Abiogenesis is the purported development of life from non-life in the early earth. Also called chemical evolution, the conditions of the early earth supposedly facilitated the formation of organic chemicals in ponds across the earth. Within the primordial soup, the first buildings blocks of life (either RNA or DNA) form. Chemicals then coalesce around the developing RNA strand (in the more plausible RNA-first world), and then the first life emerges. Once life has emerged on the primordial earth, the normal process of biological evolution can happen. Abiogenesis is the only option available for those who deny creation of any kind. Rather, scientific processes must be responsible for the emergence of life on earth.

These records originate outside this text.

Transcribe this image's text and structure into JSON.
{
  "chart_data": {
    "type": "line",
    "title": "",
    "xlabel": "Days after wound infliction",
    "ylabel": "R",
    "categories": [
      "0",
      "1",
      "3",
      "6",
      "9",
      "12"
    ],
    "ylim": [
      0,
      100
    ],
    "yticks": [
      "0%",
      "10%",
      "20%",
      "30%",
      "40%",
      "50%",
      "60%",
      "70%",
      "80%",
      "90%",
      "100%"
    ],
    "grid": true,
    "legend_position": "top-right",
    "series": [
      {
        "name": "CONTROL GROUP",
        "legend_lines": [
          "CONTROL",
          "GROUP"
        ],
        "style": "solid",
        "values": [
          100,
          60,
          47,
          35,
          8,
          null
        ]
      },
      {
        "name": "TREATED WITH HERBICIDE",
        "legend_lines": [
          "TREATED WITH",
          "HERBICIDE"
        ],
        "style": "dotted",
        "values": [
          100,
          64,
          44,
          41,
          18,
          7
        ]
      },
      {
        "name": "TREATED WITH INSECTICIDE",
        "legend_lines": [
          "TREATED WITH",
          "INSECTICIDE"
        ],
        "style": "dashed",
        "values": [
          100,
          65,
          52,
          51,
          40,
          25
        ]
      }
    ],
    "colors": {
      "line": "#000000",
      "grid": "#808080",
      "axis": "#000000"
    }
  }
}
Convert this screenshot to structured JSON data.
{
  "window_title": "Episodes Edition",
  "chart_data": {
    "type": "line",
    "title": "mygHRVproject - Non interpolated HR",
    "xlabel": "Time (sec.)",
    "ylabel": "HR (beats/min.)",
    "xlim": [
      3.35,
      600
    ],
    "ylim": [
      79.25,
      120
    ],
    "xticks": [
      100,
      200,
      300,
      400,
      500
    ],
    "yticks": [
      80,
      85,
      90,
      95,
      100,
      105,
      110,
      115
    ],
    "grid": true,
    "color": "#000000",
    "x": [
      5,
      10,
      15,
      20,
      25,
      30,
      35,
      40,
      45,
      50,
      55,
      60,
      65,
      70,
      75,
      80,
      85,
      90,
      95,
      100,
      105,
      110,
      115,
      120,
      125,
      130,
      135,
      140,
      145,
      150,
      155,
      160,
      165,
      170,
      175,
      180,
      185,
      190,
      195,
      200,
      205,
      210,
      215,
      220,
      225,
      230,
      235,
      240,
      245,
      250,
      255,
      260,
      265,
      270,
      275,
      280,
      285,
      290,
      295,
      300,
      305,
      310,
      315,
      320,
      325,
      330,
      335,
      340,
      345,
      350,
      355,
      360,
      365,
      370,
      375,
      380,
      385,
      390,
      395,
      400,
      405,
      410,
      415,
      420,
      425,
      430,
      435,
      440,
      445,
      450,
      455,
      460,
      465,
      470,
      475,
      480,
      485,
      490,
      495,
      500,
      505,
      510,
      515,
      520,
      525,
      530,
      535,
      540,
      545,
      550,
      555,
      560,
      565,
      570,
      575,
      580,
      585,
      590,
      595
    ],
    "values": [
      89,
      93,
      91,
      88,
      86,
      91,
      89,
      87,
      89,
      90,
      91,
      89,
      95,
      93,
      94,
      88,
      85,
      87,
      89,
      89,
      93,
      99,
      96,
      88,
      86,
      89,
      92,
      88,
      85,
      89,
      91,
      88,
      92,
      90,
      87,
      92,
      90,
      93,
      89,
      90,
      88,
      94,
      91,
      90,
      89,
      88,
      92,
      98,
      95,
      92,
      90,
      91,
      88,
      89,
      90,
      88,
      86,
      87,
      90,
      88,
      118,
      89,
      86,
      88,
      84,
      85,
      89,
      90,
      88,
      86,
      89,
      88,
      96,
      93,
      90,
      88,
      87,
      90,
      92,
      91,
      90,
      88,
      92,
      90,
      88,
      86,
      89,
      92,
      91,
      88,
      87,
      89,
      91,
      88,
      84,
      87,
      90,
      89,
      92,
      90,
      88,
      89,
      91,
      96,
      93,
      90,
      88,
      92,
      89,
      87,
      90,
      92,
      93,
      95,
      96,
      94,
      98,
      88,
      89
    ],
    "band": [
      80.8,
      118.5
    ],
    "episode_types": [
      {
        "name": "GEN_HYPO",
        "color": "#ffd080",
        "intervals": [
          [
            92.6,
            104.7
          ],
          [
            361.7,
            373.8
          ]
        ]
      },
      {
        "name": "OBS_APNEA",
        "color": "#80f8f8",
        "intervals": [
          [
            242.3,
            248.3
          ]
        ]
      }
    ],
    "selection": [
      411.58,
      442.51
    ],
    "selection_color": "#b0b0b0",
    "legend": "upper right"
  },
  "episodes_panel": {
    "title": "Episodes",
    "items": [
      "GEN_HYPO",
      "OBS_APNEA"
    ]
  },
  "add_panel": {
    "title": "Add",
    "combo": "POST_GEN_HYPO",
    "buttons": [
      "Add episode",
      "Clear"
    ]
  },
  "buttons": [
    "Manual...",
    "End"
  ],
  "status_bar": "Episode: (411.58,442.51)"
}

In 1953, scientists Stanly Miller and Harold Urey conducted an experiment to test the hypothesis of abiogenesis. To this end, they created an experimental setup that seeks to mimic the likely conditions of the primordial earth. The gases ammonia (NH3), hydrogen (H2), methane (CH4) were placed in the reaction chamber, and water vapor was introduced throughout the experiment. Electrical current was passed through the chamber attempting to mimic lightning. At the bottom of the setup, the products of the experiment were collected. After conducting this experiment, behold in the solution at the bottom of the reactor chamber was found organic compounds including crucially amino acids, the building blocks of proteins. The Miley-Urey experiment served to trumpet the growing confidence in the viability of abiogenesis, for it seems to suggest the easy production of key organic compounds like amino acids in the biosphere of the primordial earth.
Once the euphoria died down, the problems with the Miley-Urey experiment emerge. The first main issue is that the production of amino acids is different from production of nucleotide bases, which are much more complex molecules. In contrast, the simplest amino acid, Glycine (G) has a simple molecular formula of H2N-HCH-COOH. Amino acids cannot function as the basis for life, for peptide strands (assuming a linear strand can be produced naturally) cannot encode genetic information or self replicate. Secondly and importantly, the experiment produced a racemic mixture, or a 50:50 mixture of both right (D-) and left (L-) handed amino acids. On earth, amino acids in living creatures are almost all L-amino acids. The two optical isomers, or enantiomers, are not the same molecule, just as your left hand is not the same as your right hand but mirror images of each other. In order for life to emerge naturally, there must exist a mechanism for the sequestering of only L-amino acids from the chemical soup. Since we are on the topic of enantiomers, nucleotides in life are right-handed since the sugar is right-handed (D-ribose). What viable natural mechanism can sequester only one of the enantiomers while not utilizing the other one? Thirdly, as hinted at in the second problem, the molecules need to be sequestered and utilized almost immediately, otherwise they can undergo further reactions like unguided polymerization to create a goey mess, or even reverse the process through hydrolysis. What viable natural mechanism could do that?
Even if such processes were to be found, could they actually proceed? This is where probability comes into the picture. What is the probability that, for example, enough amino acids and nucleotides of the correct optical isomer are formed? What is the probability that a certain surface or substance or catalyst is present which might sequester and utilize the required finished products, and not the unwanted ones. Even after a RNA molecule might form, what is the probability that it would not be destroyed immediately by hydrolysis, or combine with an amino acid that has just been sequestered? The probability that all these things might happen seem infinitesimal, so small that even the 13GYr of the universe is insufficient time for the first RNA life to emerge.
Scientifically, the theory of abiogenesis does not seem viable. The Miley-Urey experiment only proves that simple organic chemical compounds can be produced easily. As an experiment to prove abiogenesis however, it fails.